I shall say nothing about the never to be sufficiently esteemed climate of California, nor even allude to the windjammers of Loz Onglaze. The last word concerning those enthusiasts was spoken by a San Francisco man who, addressing the people of “Los,” explained how the city might overcome the slight handicap imposed by its distance from the sea. “Lay an iron pipe to tidewater,” he advised; “and then, if you can suck as hard as you can blow, you will presently have the ocean at your doors.” It would be difficult to improve on that criticism. And so, instead of praising the climate, I will gladly testify that it is easier to live in this part of the country than anywhere east of the Sierras. And San Diego impresses me as the easiest place in the state to live, the year round.


[p 281]
The mechanical effort of existence is reduced to its minimum in La Jolla, a suburb of San Diego, where I am opposing a holiday indolence to pen these desultory lines. “There’s lots of good fish in the sea” that beats against this rockbound but not stern coast, and there is a fish market in the village. But each day I see the sign in the window, “No fish.” The fisherman, I am told, is “very independent,” a euphemism for tired, perhaps. He casts his hooks and nets only when the spirit moves him, and is not impelled to the sea by sordid motives. A true fisherman, I thought, though he never change his window sign.

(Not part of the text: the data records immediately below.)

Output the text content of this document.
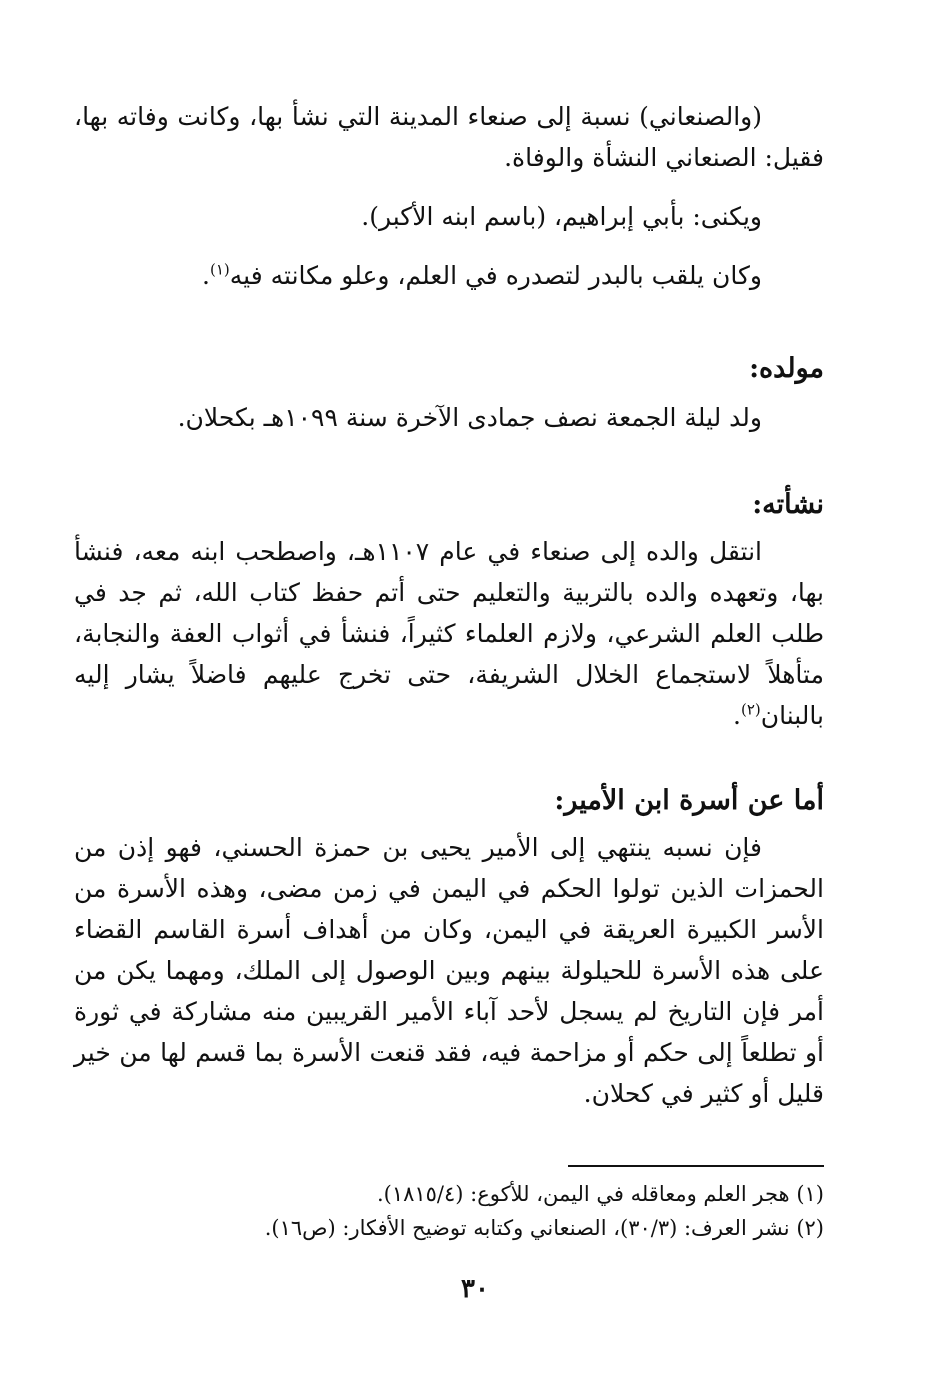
(والصنعاني) نسبة إلى صنعاء المدينة التي نشأ بها، وكانت وفاته بها، فقيل: الصنعاني النشأة والوفاة.

ويكنى: بأبي إبراهيم، (باسم ابنه الأكبر).

وكان يلقب بالبدر لتصدره في العلم، وعلو مكانته فيه$^{(١)}$.

مولده:

ولد ليلة الجمعة نصف جمادى الآخرة سنة ١٠٩٩هـ بكحلان.

نشأته:

انتقل والده إلى صنعاء في عام ١١٠٧هـ، واصطحب ابنه معه، فنشأ بها، وتعهده والده بالتربية والتعليم حتى أتم حفظ كتاب الله، ثم جد في طلب العلم الشرعي، ولازم العلماء كثيراً، فنشأ في أثواب العفة والنجابة، متأهلاً لاستجماع الخلال الشريفة، حتى تخرج عليهم فاضلاً يشار إليه بالبنان$^{(٢)}$.

أما عن أسرة ابن الأمير:

فإن نسبه ينتهي إلى الأمير يحيى بن حمزة الحسني، فهو إذن من الحمزات الذين تولوا الحكم في اليمن في زمن مضى، وهذه الأسرة من الأسر الكبيرة العريقة في اليمن، وكان من أهداف أسرة القاسم القضاء على هذه الأسرة للحيلولة بينهم وبين الوصول إلى الملك، ومهما يكن من أمر فإن التاريخ لم يسجل لأحد آباء الأمير القريبين منه مشاركة في ثورة أو تطلعاً إلى حكم أو مزاحمة فيه، فقد قنعت الأسرة بما قسم لها من خير قليل أو كثير في كحلان.

(١) هجر العلم ومعاقله في اليمن، للأكوع: (١٨١٥/٤).

(٢) نشر العرف: (٣٠/٣)، الصنعاني وكتابه توضيح الأفكار: (ص١٦).

٣٠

To-day’s newspapers contain the protest of the governor of Lower California against the proposed annexing of his territory by the United States, SeÑor Cantu may be a hairless dog in the manger; he may, as he claims, represent the seething patriotism of all but a negligible percentage of the population; but he is no doubt correct in merely asserting that the peninsula will not be annexed. Incidentally, he is on sure ground when he attributes the chaos in Mexican affairs to “conflicting political criteria.” It is all of that. So far as I have casually discovered, there is no active annexation sentiment on this side of the border, for there is no hope of overcoming that provision in the Mexican constitution which makes it a [p 282] />matter of high treason to encourage a movement for the diminution of Mexican territory.


Gov. Cantu’s phrase, “conflicting political criteria,” applies rather happily to the doings in Paris these days. The Peace conference and prohibition in the United States are perhaps the two most prominent topics before the public, and they are the two things which I have not heard mentioned since I began my travels.